Rabbit stew 1: Asian soup spoons

🐇 🐇 🐇 three rabbits to inaugurate the month of December; for the occasion, an assortment of non-holiday-related topics — though I have to point out that Saturnalia will be upon us in a couple of weeks, so get your ass in gear for the occasion — that have come by me recently: a rabbit stew for your pleasure

rabbit stew. From Wikipedia, some bare facts:

Rabbit stew, also referred to as hare stew when hare is used, is a stew prepared using rabbit meat as a main ingredient. Stuffat tal-Fenek, a variation of rabbit stew, is the national dish of Malta. Other traditional regional preparations of the dish exist, such as coniglio all’ischitana on the island of Ischia, German Hasenpfeffer and jugged hare in Great Britain and France. Hare stew dates back to at least the 14th century … Rabbit stew is a traditional dish of the Algonquin people and is also a part of the cuisine of the Greek islands. Hare stew was commercially manufactured and canned circa the early 1900s in western France and eastern Germany.

Rabbit stews are characteristically rich and flavorful. Yes, even the British jugged hare.

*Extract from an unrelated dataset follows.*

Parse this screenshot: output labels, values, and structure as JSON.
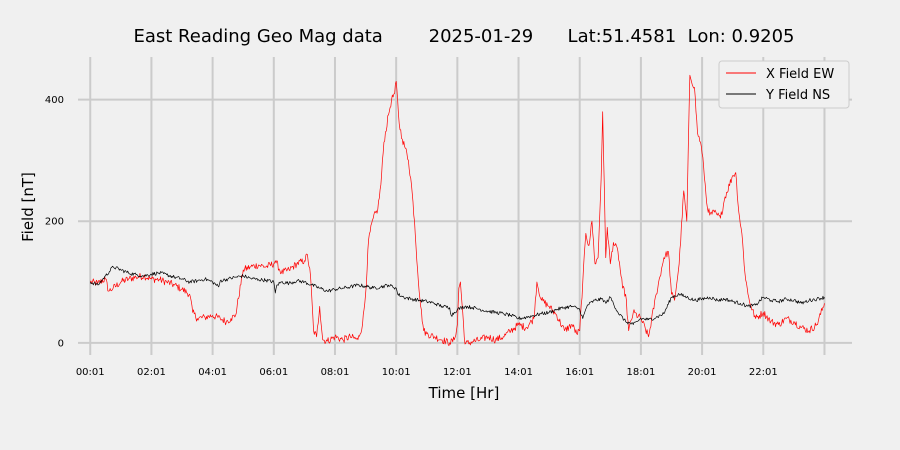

Stew 1: Asian soup spoons. I had a sizable stock of Chinese soup spoons that my disabled hands can manage easily, like these (bought with my man Jacques decades ago):


(#1)  Chinese soup spoon from Sur la table

But they have a fatal flaw: they are porcelain, so that if I let one slip out of my fingers in the kitchen, or clumsily sweep one off a kitchen counter, it falls onto the tiled floor and smashes into shards, sharp bits of glass that make a minefield of half the kitchen. I have only a few spoons left, and one of the last exploded into daggers yesterday. Misery.

Sending me to the net to find safer substitutes. In what is, I hope, the last chapter in kitchenware replacement — a saga chronicled in my 5/20/23 posting “More new things”:

My previous “New Things” posting (on 5/11) was about replacing household furnishings that were difficult, painful, or actively dangerous for me to use with more suitable items. As it happens, the replacements were well-designed aesthetically as well as functionally.

… In my kitchen cabinets I have a full set of handsome stoneware plates and dishes that Jacques and I bought for everyday use, plus a full set of elegant china for when we had guests, but now it’s all way too heavy for me to handle, and far too breakable. [plates, bowls, glasses, mugs, cups, all had been reduced to shards when I was unable to hold them and they dropped onto the tiled floor of my kitchen]

… Half an hour of searching, and I homed in on … wheat straw [and polypropylene plastic] plates: lightweight, unbreakable, microwave and dishwasher safe, especially recommended for children and the elderly [also available in a variety of pastel colors I found attractive]

Yesterday’s search for comparable soup spoons took me through pages of eminently unsuitable candidates, until I came across a bold surprise, not at all resembling the Chinese soup spoons in #1:


(#2) From Amazon: JapanBargain brand red and black melamine soup spoon with hook

Oh my, creation and destruction, passion and death, blood and earth! But, of course, crucially, the red of the Japanese flag:

(#3)

Meanwhile, the plastic melamine is for all practical purposes unbreakable. I’ve ordered a dozen, to be delivered tomorrow.